(RSF/IFEX) – RSF proteste énergiquement contre le « traitement très spécial » réservé par les services de sécurité soudanais au quotidien anglophone « Khartoum Monitor » depuis le 21 mai 2005. « La signature des accords de paix au Soudan ne doit pas masquer une situation très difficile pour les journalistes de Khartoum, a déclaré RSF. La sécurité d’Etat surveille […]
(RSF/IFEX) – RSF proteste énergiquement contre le « traitement très spécial » réservé par les services de sécurité soudanais au quotidien anglophone « Khartoum Monitor » depuis le 21 mai 2005.
« La signature des accords de paix au Soudan ne doit pas masquer une situation très difficile pour les journalistes de Khartoum, a déclaré RSF. La sécurité d’Etat surveille et censure les médias privés. Aujourd’hui, c’est au tour du « Khartoum Monitor » de subir un traitement très spécial. Les autorités soudanaises, si elles veulent être crédibles dans leur volonté de restaurer la paix et de bâtir une démocratie, doivent commencer par faire respecter leur propre loi et les traités qu’elles ont signés en cessant d’envoyer la police dans les rédactions. Si la communauté internationale, dans ses efforts pour mettre fin aux massacres qui endeuillent le pays, oubliait en chemin les journalistes soudanais, on serait en droit d’affirmer que la paix n’est pas réellement revenue ».

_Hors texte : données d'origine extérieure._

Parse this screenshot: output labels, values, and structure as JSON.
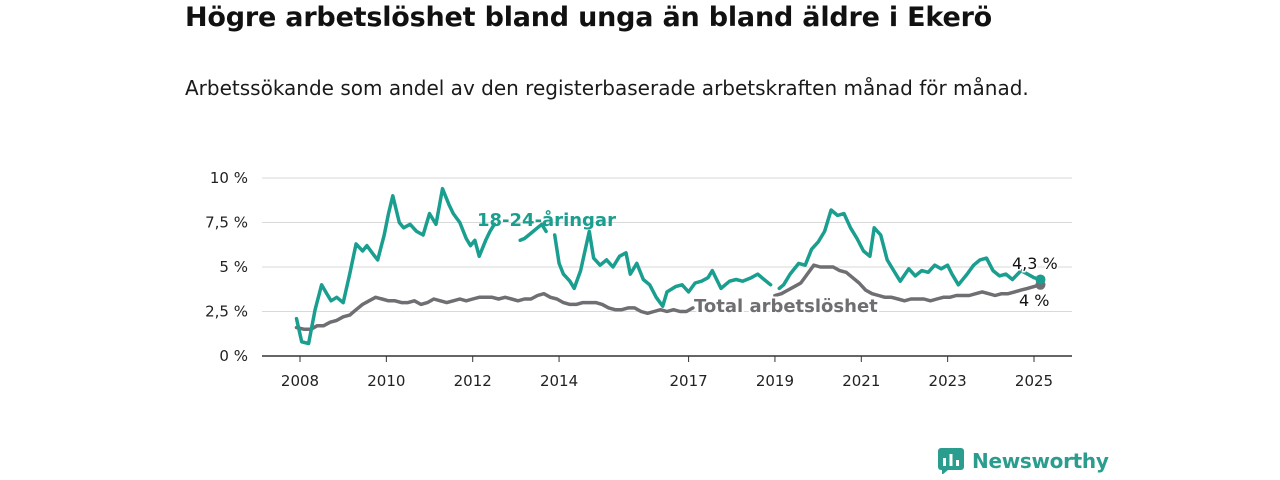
{
  "title": "Högre arbetslöshet bland unga än bland äldre i Ekerö",
  "subtitle": "Arbetssökande som andel av den registerbaserade arbetskraften månad för månad.",
  "brand": {
    "name": "Newsworthy",
    "color": "#2a9d8f"
  },
  "chart_data": {
    "type": "line",
    "ylim": [
      0,
      10
    ],
    "xlim": [
      2007.6,
      2025.9
    ],
    "yticks": [
      0,
      2.5,
      5,
      7.5,
      10
    ],
    "ytick_labels": [
      "0 %",
      "2,5 %",
      "5 %",
      "7,5 %",
      "10 %"
    ],
    "xticks": [
      2008,
      2010,
      2012,
      2014,
      2017,
      2019,
      2021,
      2023,
      2025
    ],
    "xtick_labels": [
      "2008",
      "2010",
      "2012",
      "2014",
      "2017",
      "2019",
      "2021",
      "2023",
      "2025"
    ],
    "grid": true,
    "series": [
      {
        "name": "18-24-åringar",
        "color": "#1a9e8f",
        "end_label": "4,3 %",
        "x": [
          2007.92,
          2008.04,
          2008.2,
          2008.35,
          2008.5,
          2008.62,
          2008.72,
          2008.85,
          2009.0,
          2009.15,
          2009.3,
          2009.45,
          2009.55,
          2009.7,
          2009.8,
          2009.95,
          2010.05,
          2010.15,
          2010.3,
          2010.4,
          2010.55,
          2010.7,
          2010.85,
          2011.0,
          2011.15,
          2011.3,
          2011.45,
          2011.55,
          2011.7,
          2011.85,
          2011.95,
          2012.05,
          2012.15,
          2012.3,
          2012.4,
          2012.5,
          null,
          2013.1,
          2013.2,
          2013.3,
          2013.4,
          2013.5,
          2013.6,
          2013.7,
          null,
          2013.9,
          2014.0,
          2014.1,
          2014.25,
          2014.35,
          2014.5,
          2014.7,
          2014.8,
          2014.95,
          2015.1,
          2015.25,
          2015.4,
          2015.55,
          2015.65,
          2015.8,
          2015.95,
          2016.1,
          2016.25,
          2016.4,
          2016.5,
          2016.7,
          2016.85,
          2017.0,
          2017.15,
          2017.3,
          2017.45,
          2017.55,
          2017.75,
          2017.95,
          2018.1,
          2018.25,
          2018.45,
          2018.6,
          2018.75,
          2018.9,
          null,
          2019.1,
          2019.2,
          2019.35,
          2019.55,
          2019.7,
          2019.85,
          2020.0,
          2020.15,
          2020.3,
          2020.45,
          2020.6,
          2020.75,
          2020.9,
          2021.05,
          2021.2,
          2021.3,
          2021.45,
          2021.6,
          2021.75,
          2021.9,
          2022.1,
          2022.25,
          2022.4,
          2022.55,
          2022.7,
          2022.85,
          2023.0,
          2023.1,
          2023.25,
          2023.45,
          2023.6,
          2023.75,
          2023.9,
          2024.05,
          2024.2,
          2024.35,
          2024.5,
          2024.7,
          2024.85,
          2025.0,
          2025.15
        ],
        "values": [
          2.1,
          0.8,
          0.7,
          2.6,
          4.0,
          3.5,
          3.1,
          3.3,
          3.0,
          4.6,
          6.3,
          5.9,
          6.2,
          5.7,
          5.4,
          6.8,
          8.0,
          9.0,
          7.5,
          7.2,
          7.4,
          7.0,
          6.8,
          8.0,
          7.4,
          9.4,
          8.5,
          8.0,
          7.5,
          6.6,
          6.2,
          6.5,
          5.6,
          6.5,
          7.0,
          7.4,
          null,
          6.5,
          6.6,
          6.8,
          7.0,
          7.2,
          7.4,
          7.0,
          null,
          6.8,
          5.2,
          4.6,
          4.2,
          3.8,
          4.8,
          7.0,
          5.5,
          5.1,
          5.4,
          5.0,
          5.6,
          5.8,
          4.6,
          5.2,
          4.3,
          4.0,
          3.3,
          2.8,
          3.6,
          3.9,
          4.0,
          3.6,
          4.1,
          4.2,
          4.4,
          4.8,
          3.8,
          4.2,
          4.3,
          4.2,
          4.4,
          4.6,
          4.3,
          4.0,
          null,
          3.8,
          4.0,
          4.6,
          5.2,
          5.1,
          6.0,
          6.4,
          7.0,
          8.2,
          7.9,
          8.0,
          7.2,
          6.6,
          5.9,
          5.6,
          7.2,
          6.8,
          5.4,
          4.8,
          4.2,
          4.9,
          4.5,
          4.8,
          4.7,
          5.1,
          4.9,
          5.1,
          4.6,
          4.0,
          4.6,
          5.1,
          5.4,
          5.5,
          4.8,
          4.5,
          4.6,
          4.3,
          4.8,
          4.6,
          4.4,
          4.3
        ]
      },
      {
        "name": "Total arbetslöshet",
        "color": "#6e6e73",
        "end_label": "4 %",
        "x": [
          2007.92,
          2008.1,
          2008.25,
          2008.4,
          2008.55,
          2008.7,
          2008.85,
          2009.0,
          2009.15,
          2009.3,
          2009.45,
          2009.6,
          2009.75,
          2009.9,
          2010.05,
          2010.2,
          2010.35,
          2010.5,
          2010.65,
          2010.8,
          2010.95,
          2011.1,
          2011.25,
          2011.4,
          2011.55,
          2011.7,
          2011.85,
          2012.0,
          2012.15,
          2012.3,
          2012.45,
          2012.6,
          2012.75,
          2012.9,
          2013.05,
          2013.2,
          2013.35,
          2013.5,
          2013.65,
          2013.8,
          2013.95,
          2014.1,
          2014.25,
          2014.4,
          2014.55,
          2014.7,
          2014.85,
          2015.0,
          2015.15,
          2015.3,
          2015.45,
          2015.6,
          2015.75,
          2015.9,
          2016.05,
          2016.2,
          2016.35,
          2016.5,
          2016.65,
          2016.8,
          2016.95,
          2017.1,
          null,
          2019.0,
          2019.15,
          2019.3,
          2019.45,
          2019.6,
          2019.75,
          2019.9,
          2020.05,
          2020.2,
          2020.35,
          2020.5,
          2020.65,
          2020.8,
          2020.95,
          2021.1,
          2021.25,
          2021.4,
          2021.55,
          2021.7,
          2021.85,
          2022.0,
          2022.15,
          2022.3,
          2022.45,
          2022.6,
          2022.75,
          2022.9,
          2023.05,
          2023.2,
          2023.35,
          2023.5,
          2023.65,
          2023.8,
          2023.95,
          2024.1,
          2024.25,
          2024.4,
          2024.55,
          2024.7,
          2024.85,
          2025.0,
          2025.15
        ],
        "values": [
          1.6,
          1.5,
          1.5,
          1.7,
          1.7,
          1.9,
          2.0,
          2.2,
          2.3,
          2.6,
          2.9,
          3.1,
          3.3,
          3.2,
          3.1,
          3.1,
          3.0,
          3.0,
          3.1,
          2.9,
          3.0,
          3.2,
          3.1,
          3.0,
          3.1,
          3.2,
          3.1,
          3.2,
          3.3,
          3.3,
          3.3,
          3.2,
          3.3,
          3.2,
          3.1,
          3.2,
          3.2,
          3.4,
          3.5,
          3.3,
          3.2,
          3.0,
          2.9,
          2.9,
          3.0,
          3.0,
          3.0,
          2.9,
          2.7,
          2.6,
          2.6,
          2.7,
          2.7,
          2.5,
          2.4,
          2.5,
          2.6,
          2.5,
          2.6,
          2.5,
          2.5,
          2.7,
          null,
          3.4,
          3.5,
          3.7,
          3.9,
          4.1,
          4.6,
          5.1,
          5.0,
          5.0,
          5.0,
          4.8,
          4.7,
          4.4,
          4.1,
          3.7,
          3.5,
          3.4,
          3.3,
          3.3,
          3.2,
          3.1,
          3.2,
          3.2,
          3.2,
          3.1,
          3.2,
          3.3,
          3.3,
          3.4,
          3.4,
          3.4,
          3.5,
          3.6,
          3.5,
          3.4,
          3.5,
          3.5,
          3.6,
          3.7,
          3.8,
          3.9,
          4.0
        ]
      }
    ]
  }
}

Dans la nuit du 20 au 21 mai, des agents de la sécurité d’Etat ont fait irruption à l’imprimerie du quotidien anglophone « Khartoum Monitor », ordonnant le retrait de l’éditorial et de l’article paraissant en une. Ce dernier reprenait une dépêche de l’agence Reuters relatant les émeutes du 18 mai dans le camp de déplacés internes de Soba Aradi, dans le sud de la capitale, au cours desquelles six civils, dont un bébé et un adolescent, et 14 policiers avaient trouvé la mort. Des affrontements armés avaient éclaté lorsque la police avait tenté de « délocaliser » par la force les habitants du camp, principalement originaires du Darfour et du Sud-Soudan, conformément à un vaste plan gouvernemental de réorganisation des structures d’accueil des centaines de milliers de réfugiés dans l’Etat de Khartoum. En représailles à l’usage de gaz lacrymogènes et de tirs à balles réelles, les réfugiés auraient attaqué le commissariat de police.
Devant le refus de l’équipe dirigeante du « Khartoum Monitor » de procéder au retrait ou au remplacement de son éditorial et du reportage, la police lui a signifié, vers 3 heures du matin (heure locale), la suspension de l’édition du jour. Selon William Ezechiel, le rédacteur en chef en exercice du quotidien, cette suspension représente 6 millions de livres soudanaises (environ 25 140 $US ; 20 000 euros) de perte en publicités et recettes directes.
Le lendemain, des agents de la sécurité d’Etat se sont de nouveau présentés au siège du « Khartoum Monitor » pour examiner le contenu de l’édition du 22 mai. Les services de sécurité ont signifié à l’équipe dirigeante que ses agents se présenteraient tous les soirs à l’imprimerie du journal, afin de vérifier que l’édition en préparation ne contiendrait aucun article « dépassant la ligne rouge ».
« Nous suivons le journal, mais il n’y a pas de censure, a expliqué une source anonyme au sein de la sécurité d’Etat, citée par l’agence Reuters. Nous parlons au téléphone avec eux, parce qu’il y a quelques sujets que nous leur demandons de traiter avec responsabilité ».
Le Soudan vit encore sous le régime de l’état d’urgence, ce qui entraîne la suspension de nombreuses libertés civiles. Le « Khartoum Monitor », connu pour prendre la défense des populations du Sud, a déjà fait l’objet de mesures coercitives par le passé, comme de nombreux journalistes et publications du pays. Ainsi, le quotidien arabophone « Al Adwaa » avait dû retirer, dans son édition du 12 mai, un article critiquant le maintien de l’état d’urgence et le comportement de la sécurité d’Etat.